Destarte, a suposta ofensa ao princípio da legalidade é rebatida com a invocação do art. 395, inciso III, da Lei Instrumental Penal[4], recentemente alterado pela Lei nº 11.719/08, e que permite a rejeição da denúncia quando faltar condição exigida pela lei para o exercício da ação penal.
A propósito, ensina Carlos MAXIMILIANO[5] que “deve o direito ser interpretado inteligentemente: não de modo que a ordem legal envolva um absurdo, prescreva inconveniências, vá ter a conclusões inconsistentes ou impossíveis”. Prefere-se, pois, na visão do jurista, (…) a exegese de que resulte eficiente a providência legal ao válido o ato, à que torne aquela sem efeito, inócua, e este, juridicamente nulo”.
Já para Ricardo Pieri NUNES, citado por Afonso JAWSNICKER[6], não procede a assertiva de que o reconhecimento antecipado da prescrição retroativa não pode ser acolhida à míngua de previsão legal em seu abono, já que dentro do atual contexto da evolução da ciência jurídica, identifica-se “um nítido esgotamento do clássico modelo positivista, como início de uma fase onde desponta a normatização de postulados” (grifo nosso).
No limite da crise da dogmática, aliás, Luís Roberto BARROSO[7] aduz que a estrutura do saber jurídico-penal padece de certa patologia, e preleciona que “(…) as normas legais têm de ser reinterpretadas em face da nova Constituição, não se lhes aplicando automática e acriticamente, a jurisprudência forjada no regime anterior” (destacamos).
Isto é, de acordo com o autor, deve-se rejeitar uma das patologias crônicas da hermenêutica constitucional brasileira, que é a interpretação retrospectiva, pela qual se procura interpretar o texto novo de maneira a que ele não inove nada, mas, ao revés, fique tão parecido quanto possível com o antigo.

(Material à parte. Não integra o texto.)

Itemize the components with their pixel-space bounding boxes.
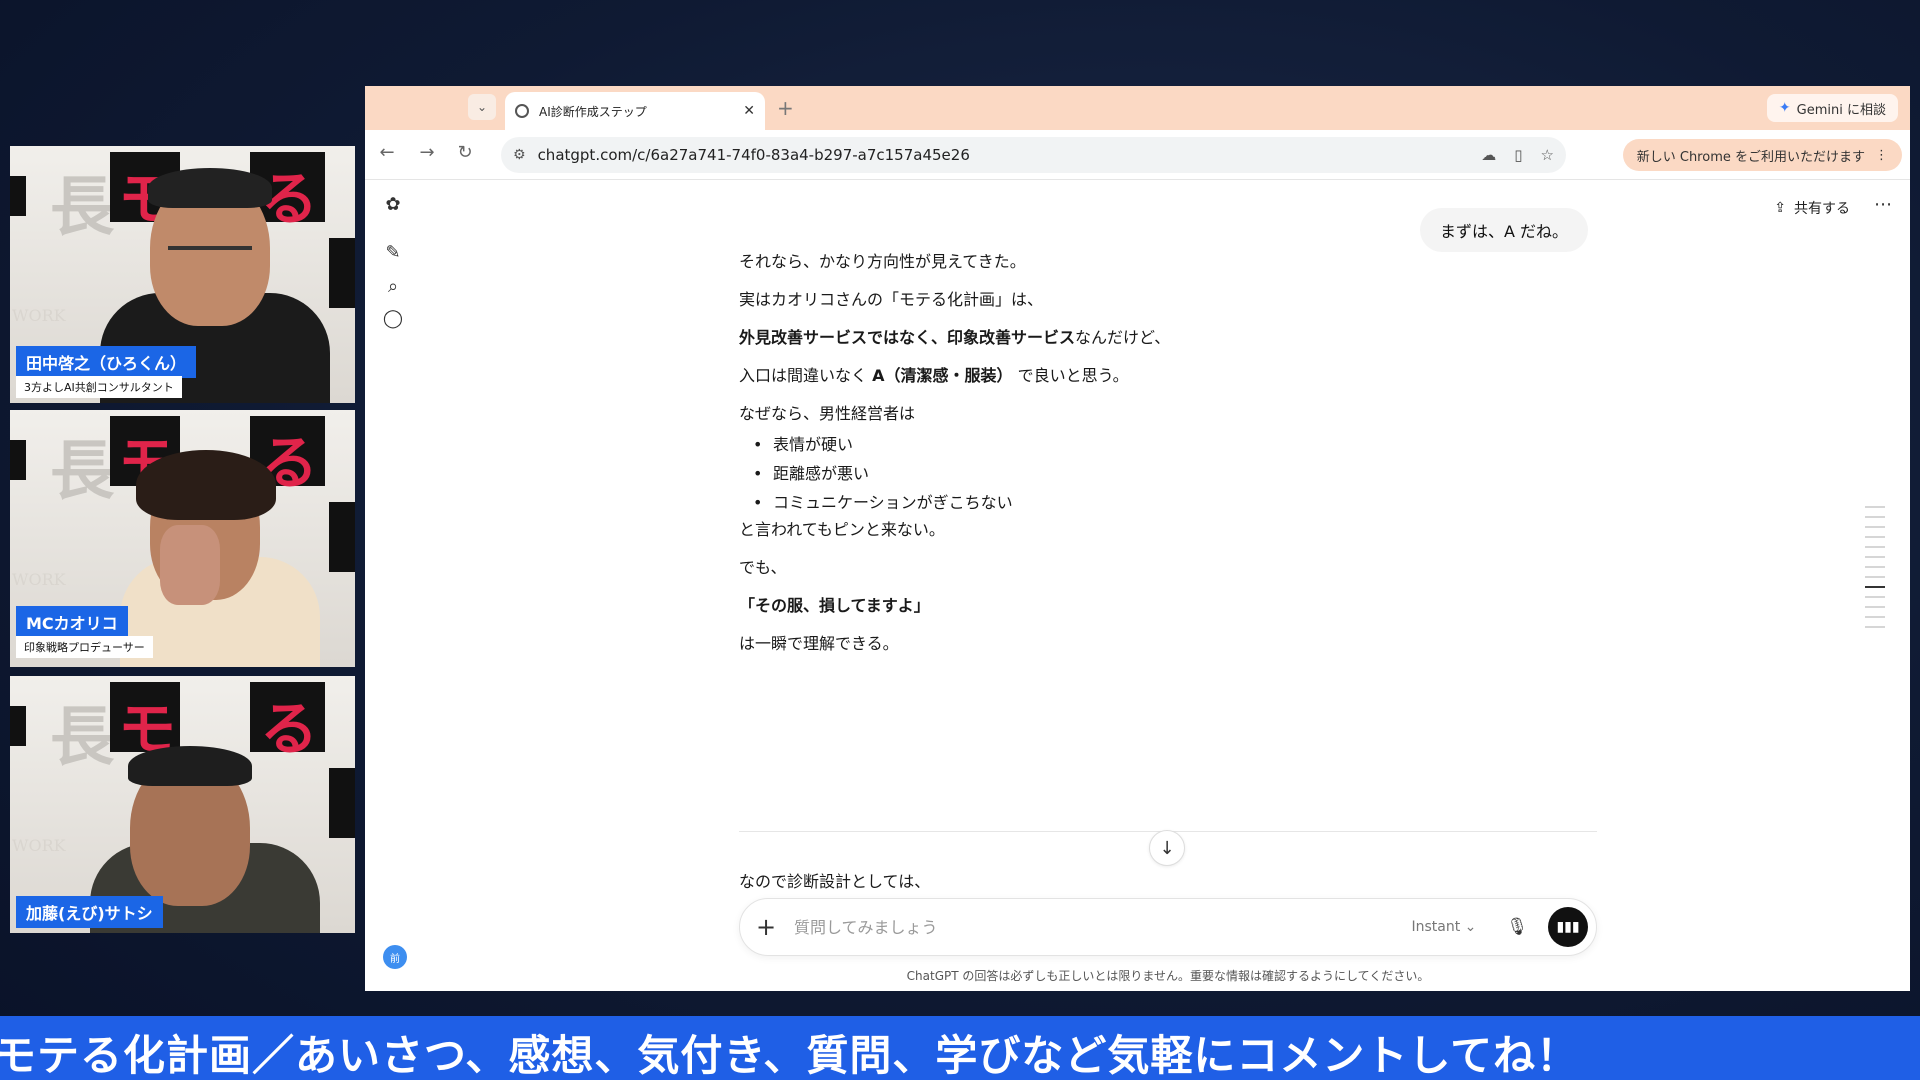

De fato, a constatação do reconhecimento da prescrição penal deve se dar caso a caso, aproximando-se o juiz da sociedade, deixando-se penetrar de concepções que não obstacularizem o desenvolvimento social e jurídico do Direito Penal enquanto sistema aberto que deve ser, extraindo a idéia nuclear do Direito Penal moderno que é a de “buscar ao caso concreto uma solução mais justa, ainda que tenha que posicionar a dogmática em segundo plano”, conforme preleciona Fábio Guedes de Paula MACHADO[8].
Sob outro ângulo, também não se pode aceitar a tese de que a prescrição antecipada infringe o princípio do devido processo legal. Segundo JAWSNICKER[9], a razão é simples. Tal postulado diz que ninguém será privado da sua liberdade ou de seus bens sem o devido processo legal. Pois bem, a decisão que reconhece a prescrição antecipada não priva o indiciado ou acusado de coisa alguma. Pelo contrário, o livra de um processo sem justa causa!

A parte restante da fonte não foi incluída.